Кадр из фильма И ничего больше
Не у меня, не у тебя — у них Вся сила окончаний родовых… Нет имени у них. Войди в их хрящ — И будешь ты наследником их княжеств.
И для людей, для их сердец живых,
Блуждая в их извилинах, развивах,
Изобразишь и наслажденья их,
И то, что мучит их, — в приливах и отливах.
Этот текст Мандельштама, кажется, объясняет не только интеллигентскую, разночинскую на первый взгляд позицию Сокурова — поехать к солдатикам, такая вечная вина интеллигенции перед народом. Здесь замысел серьезнее: говорить от имени народа, быть народным художником, быть тогда и там со своим народом, где он, народ, к несчастью, оказывается. Как Блок — медбратом, Константин Леонтьев — военным хирургом, Пастернак — дежурным на крыше дома во время бомбежки.
Для понимания того, как работает армейская дилогия, крайне важно то, что она сделана на видео. Это сообщает ей свойства крайней приближенности к зрителю, крайней какой-то интимности, тактильности, почти домашнего дневника, рутинных записок, то ли Сэй-Сенагон, то ли мальчиков из кинотеатра.док, такое у автора этих строк дежа вю наоборот (видели ли мальчики кинотеатра.док эти фильмы? хорошо бы спросить, записываю с интонациями Сокурова).
Русские художники (за исключением некоторых зон contemporary art) редко используют инструменты documentаry (а если и используют, то им кажется, что это советский документализм). Здесь, внутри обоих фильмов Сокурова, видно, как возникает, продумывается не только идейный корпус будущей кинотрилогии о власти и насилии, о трех тиранах ХХ века, но и сам стиль трилогии. В строгом смысле армейская дилогия Сокурова — не документальное кино, а документация. С одной стороны, это — домашнее видео для членов экипажа (заставы) и их семей, с другой — доклад по начальству (горнему или мирскому), как обстоят дела в России в военной сфере. Будто ангел у Сокурова в голове (Архангел Михаил?) решил, что пора начальству посмотреть самому. Реакция начальства запаздывает или будет непредсказуемой. Сокуров работает здесь в прямой ипостаси историка: архивист. (Но он не только Пимен, а и протопоп Аввакум.)

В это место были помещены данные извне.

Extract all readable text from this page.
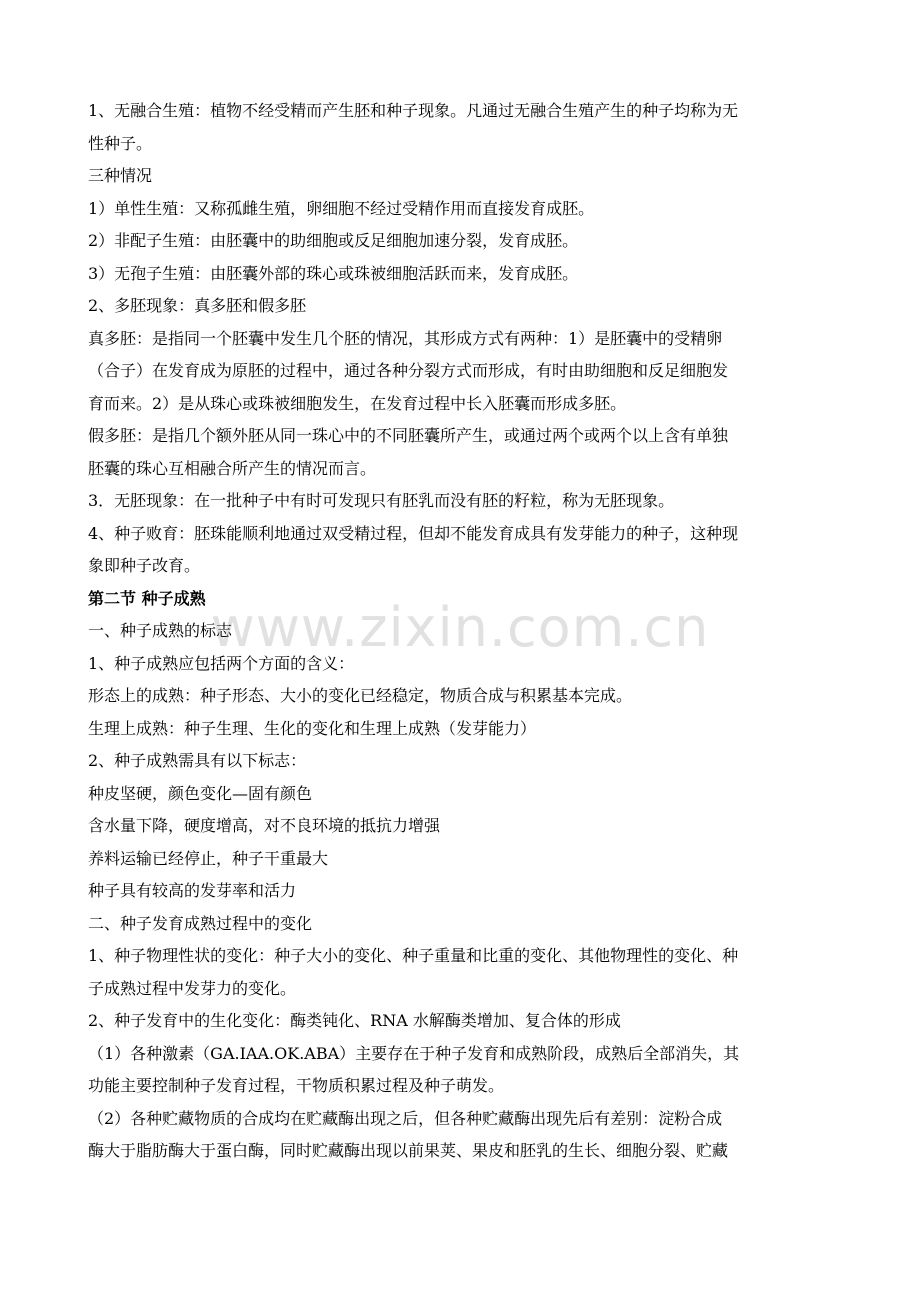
1、无融合生殖：植物不经受精而产生胚和种子现象。凡通过无融合生殖产生的种子均称为无
性种子。
三种情况
1）单性生殖：又称孤雌生殖，卵细胞不经过受精作用而直接发育成胚。
2）非配子生殖：由胚囊中的助细胞或反足细胞加速分裂，发育成胚。
3）无孢子生殖：由胚囊外部的珠心或珠被细胞活跃而来，发育成胚。
2、多胚现象：真多胚和假多胚
真多胚：是指同一个胚囊中发生几个胚的情况，其形成方式有两种：1）是胚囊中的受精卵
（合子）在发育成为原胚的过程中，通过各种分裂方式而形成，有时由助细胞和反足细胞发
育而来。2）是从珠心或珠被细胞发生，在发育过程中长入胚囊而形成多胚。
假多胚：是指几个额外胚从同一珠心中的不同胚囊所产生，或通过两个或两个以上含有单独
胚囊的珠心互相融合所产生的情况而言。
3．无胚现象：在一批种子中有时可发现只有胚乳而没有胚的籽粒，称为无胚现象。
4、种子败育：胚珠能顺利地通过双受精过程，但却不能发育成具有发芽能力的种子，这种现
象即种子改育。
第二节 种子成熟
一、种子成熟的标志
1、种子成熟应包括两个方面的含义：
形态上的成熟：种子形态、大小的变化已经稳定，物质合成与积累基本完成。
生理上成熟：种子生理、生化的变化和生理上成熟（发芽能力）
2、种子成熟需具有以下标志：
种皮坚硬，颜色变化—固有颜色
含水量下降，硬度增高，对不良环境的抵抗力增强
养料运输已经停止，种子干重最大
种子具有较高的发芽率和活力
二、种子发育成熟过程中的变化
1、种子物理性状的变化：种子大小的变化、种子重量和比重的变化、其他物理性的变化、种
子成熟过程中发芽力的变化。
2、种子发育中的生化变化：酶类钝化、RNA 水解酶类增加、复合体的形成
（1）各种激素（GA.IAA.OK.ABA）主要存在于种子发育和成熟阶段，成熟后全部消失，其
功能主要控制种子发育过程，干物质积累过程及种子萌发。
（2）各种贮藏物质的合成均在贮藏酶出现之后，但各种贮藏酶出现先后有差别：淀粉合成
酶大于脂肪酶大于蛋白酶，同时贮藏酶出现以前果荚、果皮和胚乳的生长、细胞分裂、贮藏
www.zixin.com.cn
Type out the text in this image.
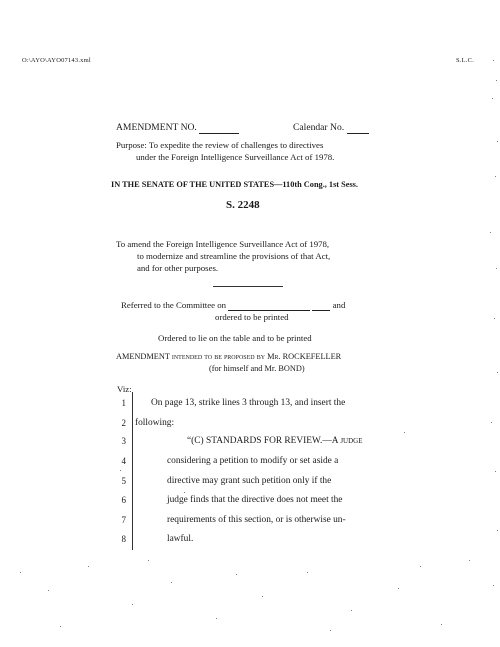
O:\AYO\AYO07143.xml	S.L.C.
AMENDMENT NO.	Calendar No.
Purpose: To expedite the review of challenges to directives
under the Foreign Intelligence Surveillance Act of 1978.
IN THE SENATE OF THE UNITED STATES—110th Cong., 1st Sess.
S. 2248
To amend the Foreign Intelligence Surveillance Act of 1978,
to modernize and streamline the provisions of that Act,
and for other purposes.
Referred to the Committee on	and
ordered to be printed
Ordered to lie on the table and to be printed
AMENDMENT intended to be proposed by Mr. ROCKEFELLER
(for himself and Mr. BOND)
Viz:
1	On page 13, strike lines 3 through 13, and insert the
2 following:
3	“(C) STANDARDS FOR REVIEW.—A judge
4	considering a petition to modify or set aside a
5	directive may grant such petition only if the
6	judge finds that the directive does not meet the
7	requirements of this section, or is otherwise un-
8	lawful.
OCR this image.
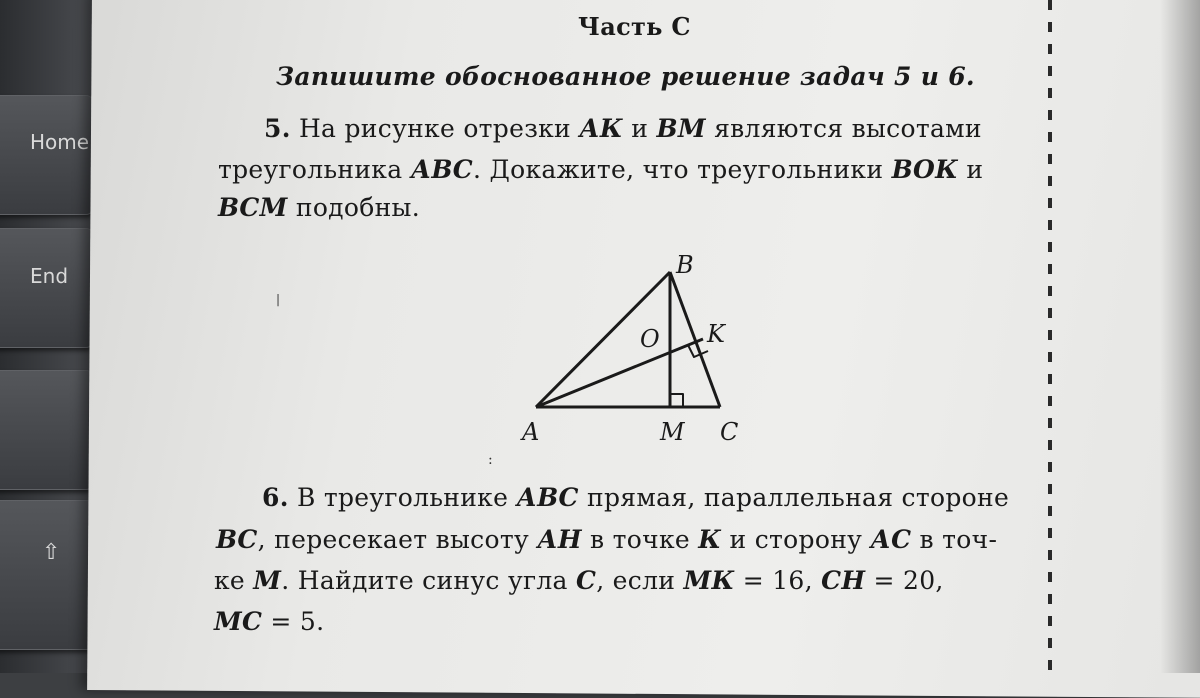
Home
End
⇧
Часть С
Запишите обоснованное решение задач 5 и 6.
5. На рисунке отрезки АК и ВМ являются высотами
треугольника АВС. Докажите, что треугольники ВОК и
ВСМ подобны.
B
O K
A	M C
:
|
6. В треугольнике АВС прямая, параллельная стороне
ВС, пересекает высоту АН в точке К и сторону АС в точ-
ке М. Найдите синус угла С, если МК = 16, СН = 20,
МС = 5.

Кадр из фильма И ничего больше
Самое удивительное в стилистике дилогии — то, что она сделана в девяностые годы. Эта человеческая пристальность, эти документарные частные длинноты всегда ставились под сомнение русскими, они задумывались над ними только в эпохи застоя, — а девяностые были слишком веселым временем для длинных мыслей и долгих планов-эпизодов, тогда все жили быстро и умирали молодыми, как герои на таджикско-афганской границе. Появись это кино в восьмидесятые, было бы понятно, и в двухтысячные — тоже понятно, так выражается дух времени (в восьмидесятые Ланцманн делает «Шоа», европейские историки и социологи придумывают антропологические методы исследования, которые возмущают советских специалистов; моя подруга-француженка, историк, писала диссертацию «Народная память о ВОВ в России» уже в середине девяностых, так ее поднимали на смех в российских университетах: «Что у вас за методы? они неисторичны!»; в двухтысячные каждый юноша уже берет в руки свою ручную камерку и делает маленький фильм о маленьких людях; это уже тренд, и это уже сознательно антропологическая работа). Только после просмотра дилогии рецензенту стало ясно, с чьего голоса записывался, например, «Чистый четверг» Расторгуева, из чего, вообще, нередко сделан Манский. Но еще интереснее, что образы русских мальчиков в военно-морской форме, сокуровские документальные герои девяностых, видеонаброски этих трогательных стриженых затылков, смертельно измученных рук и коленей, затравленных, но прекрасных глаз — это же голливудские парни середины двухтысячных, типа Джастина Тимберлейка или Джейка Гилленхола в «Морпехах», новые военные образы Голливуда: не бесстрашные аморальные вояки и не прозревшие во Вьетнаме борцы с милитаризмом, а бедные парни, жертвы имперских амбиций страны, военной машины, собственной глупости, рутины «Бури в пустыне». Я думаю о том, что каким-то волшебным для России образом в девяностые Сокуров не служил духу времени, хотя видел его беду: страна воевала, под собою не чуя страны, и с конца девяностых уже не особо хотела говорить о войне.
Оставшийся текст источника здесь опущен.